Een ex aan de telefoon van heel lang geleden. (Dank, Facebook.)
‘Hoi’, zeg ik, ‘dat is lang geleden.’
‘Neem je dit gesprek op?’
‘Pardon? Sorry?’
‘Ik zie dat je vaak dialogen gebruikt, of misbruikt… en dan zet je de mensen met wie je spreekt voor lul. Ik wil niet dat je dit gesprek opneemt.’
‘Ik… Ik… Neem nooit wat op. Vroeger, met die oude telefoons, met zo’n zuignap en dan alleen als ik journalistiek werk deed, voor de krant… Eh…’
‘Waar heb je het over?’
‘Ik neem niks op!’
Ophangen, denk ik, ophangen! Maar ik ben nieuwsgierig. Ik vraag meteen naar kinderen en kleinkinderen. Dat verzacht de toon enigszins, maar opeens, zegt ze: ‘Ik zit in de politiek bij een partij die jij haat, want ik ken die rotstukjes van je, en we hebben eigenlijk schoon genoeg van leugens. Leugens van Trump! Leugens van die Thierry. Leugens van Wilders. En al die andere vriendjes van je!’
Het heeft geen zin haar de waarheid te vertellen dat mijn vrienden op een kwart vinger te tellen zijn. En met haten ben ik ook opgehouden, soms. Ik lach het weg en probeer een serieus gesprek over de leugen te voeren.
‘Ik ben het met je eens…’ zeg ik, en laat na deze zin een korte pauze vallen in de hoop dat hij goed en op de juiste plek aankomt, ‘dat de leugen een groot democratisch probleem aan het vormen is. Een minderheid heeft als enige wapen de ware feiten te presenteren en op basis daarvan te interpreteren, maar als regeringsleiders als Trump of Johnson zeggen: u liegt en dan zelf liegen, dan kan de minderheid alleen proberen het volk te overtuigen om bij nieuwe verkiezingen een meerderheid te krijgen.’
‘Wijsneus.’
‘Wat zeg je?’
‘Wijsneus.’
Ze is tien jaar jonger dan ik, 39 jaar geleden neukten we een paar keer met elkaar en ik heb haar zelfs eens op stel en sprong naar Antwerpen gereden, nadat we elkaar tien jaar niet hadden gezien, omdat ze daar een lezing moest houden en ze de trein had gemist. Eenmaal in Antwerpen moest ik uit beeld blijven want haar vriend mocht mij niet zien. Verdomd. Ze moet toen tegen hem hebben gelogen! Daarna nooit meer iets rechtstreeks gehoord! Ik weet, zo gaat het. Ik besloot het ‘wijsneus’ te laten passeren en ging gewoon door.

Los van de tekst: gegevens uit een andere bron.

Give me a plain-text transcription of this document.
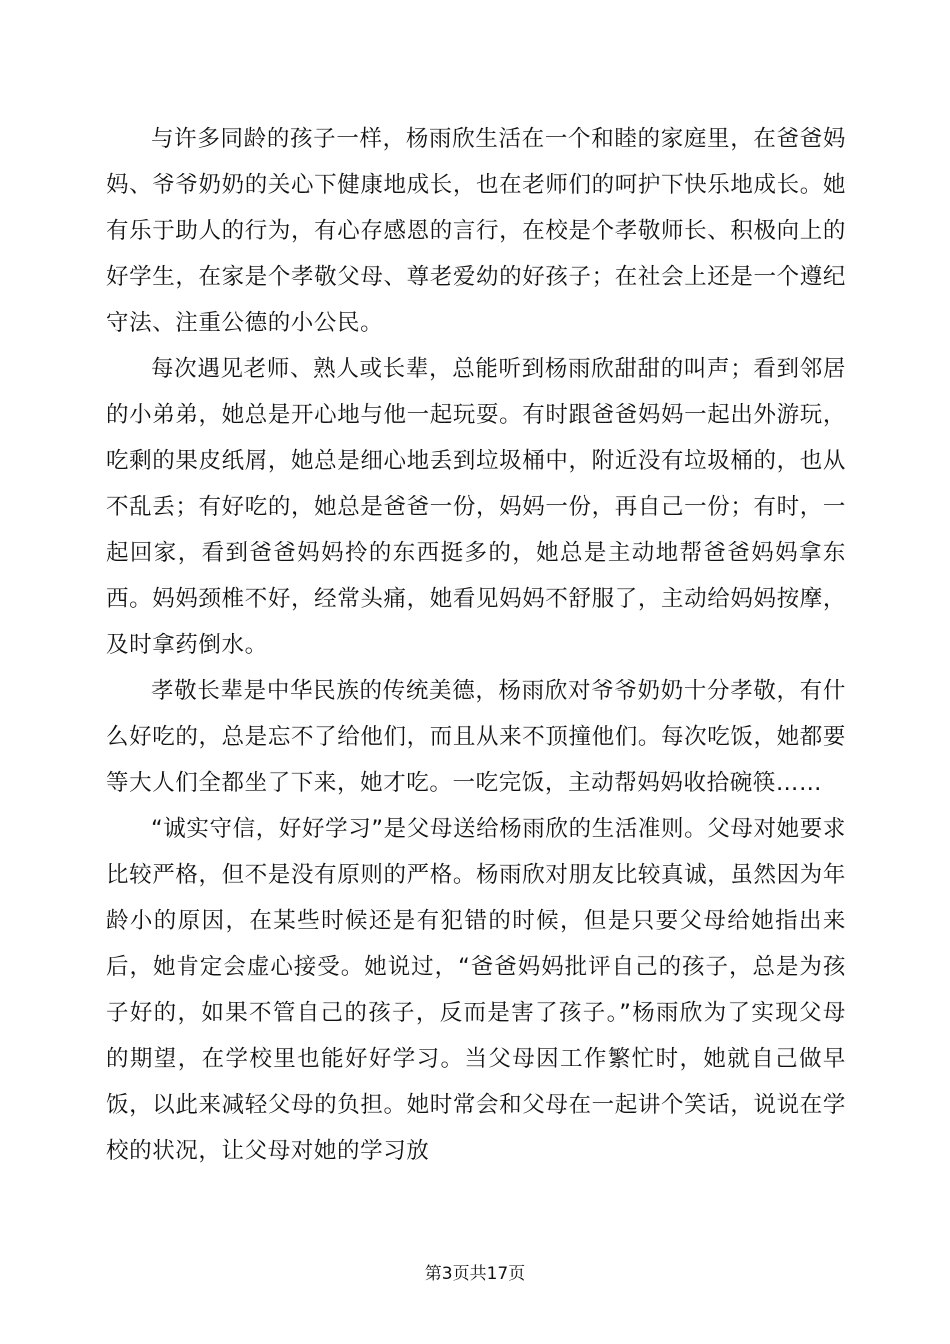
与许多同龄的孩子一样，杨雨欣生活在一个和睦的家庭里，在爸爸妈妈、爷爷奶奶的关心下健康地成长，也在老师们的呵护下快乐地成长。她有乐于助人的行为，有心存感恩的言行，在校是个孝敬师长、积极向上的好学生，在家是个孝敬父母、尊老爱幼的好孩子；在社会上还是一个遵纪守法、注重公德的小公民。

每次遇见老师、熟人或长辈，总能听到杨雨欣甜甜的叫声；看到邻居的小弟弟，她总是开心地与他一起玩耍。有时跟爸爸妈妈一起出外游玩，吃剩的果皮纸屑，她总是细心地丢到垃圾桶中，附近没有垃圾桶的，也从不乱丢；有好吃的，她总是爸爸一份，妈妈一份，再自己一份；有时，一起回家，看到爸爸妈妈拎的东西挺多的，她总是主动地帮爸爸妈妈拿东西。妈妈颈椎不好，经常头痛，她看见妈妈不舒服了，主动给妈妈按摩，及时拿药倒水。

孝敬长辈是中华民族的传统美德，杨雨欣对爷爷奶奶十分孝敬，有什么好吃的，总是忘不了给他们，而且从来不顶撞他们。每次吃饭，她都要等大人们全都坐了下来，她才吃。一吃完饭，主动帮妈妈收拾碗筷……

“诚实守信，好好学习”是父母送给杨雨欣的生活准则。父母对她要求比较严格，但不是没有原则的严格。杨雨欣对朋友比较真诚，虽然因为年龄小的原因，在某些时候还是有犯错的时候，但是只要父母给她指出来后，她肯定会虚心接受。她说过，“爸爸妈妈批评自己的孩子，总是为孩子好的，如果不管自己的孩子，反而是害了孩子。”杨雨欣为了实现父母的期望，在学校里也能好好学习。当父母因工作繁忙时，她就自己做早饭，以此来减轻父母的负担。她时常会和父母在一起讲个笑话，说说在学校的状况，让父母对她的学习放

第3页共17页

‘De leugen heeft zijn onethische status verloren. De leugen is niet smerig meer, geen toevluchtsoord, geen sluipweg, het is een handige tactiek gebleken.’
‘Mijnheer weet het allemaal weer goed, hè?’
‘Het enige wat je opposities dan hoort zeggen is: u moet uw verantwoordelijkheid nemen. Of: u bent verantwoordelijk voor de consequentie, et cetera, et cetera. In een democratie, zo weten we ondertussen, ligt de effectiviteit van de leugen bij een meerderheid gedurende de tijd dat het een meerderheid is.’
Ik was uitgepraat.
‘Nou, bedankt voor dit college, hoor. Jij bent toch zo’n Trump- en Wilders- en Thierry-mannetje?’
Vroeger had ze dit ook: neerbuigendheid als primaire reactie. Een afweermechanisme dat ik wel bij meer mensen ben tegengekomen. Destijds wekte het mijn lust op. Die constante stroom aan vervelende opmerkingen wilde ik de mond snoeren met seksualiteit. En dat lukte. Al denk ik dat een opdringerige hond haar ook had kunnen verleiden. Nou is het rare dat ik wel wéet dat ik met haar een paar keer naar bed ben geweest en dat ik vooral gelukkig was dat me dat lukte, maar aan de daden zelf koester ik geen levendige herinneringen meer, behalve dan dat ze op haar zij een litteken had omdat ze van een paard was gevallen. Ik moest mijn geheugen toch eens vragen waarom het onze seks niet waard vond om te bewaren.
‘Ik stem altijd op Joop den Uyl’, antwoordde ik.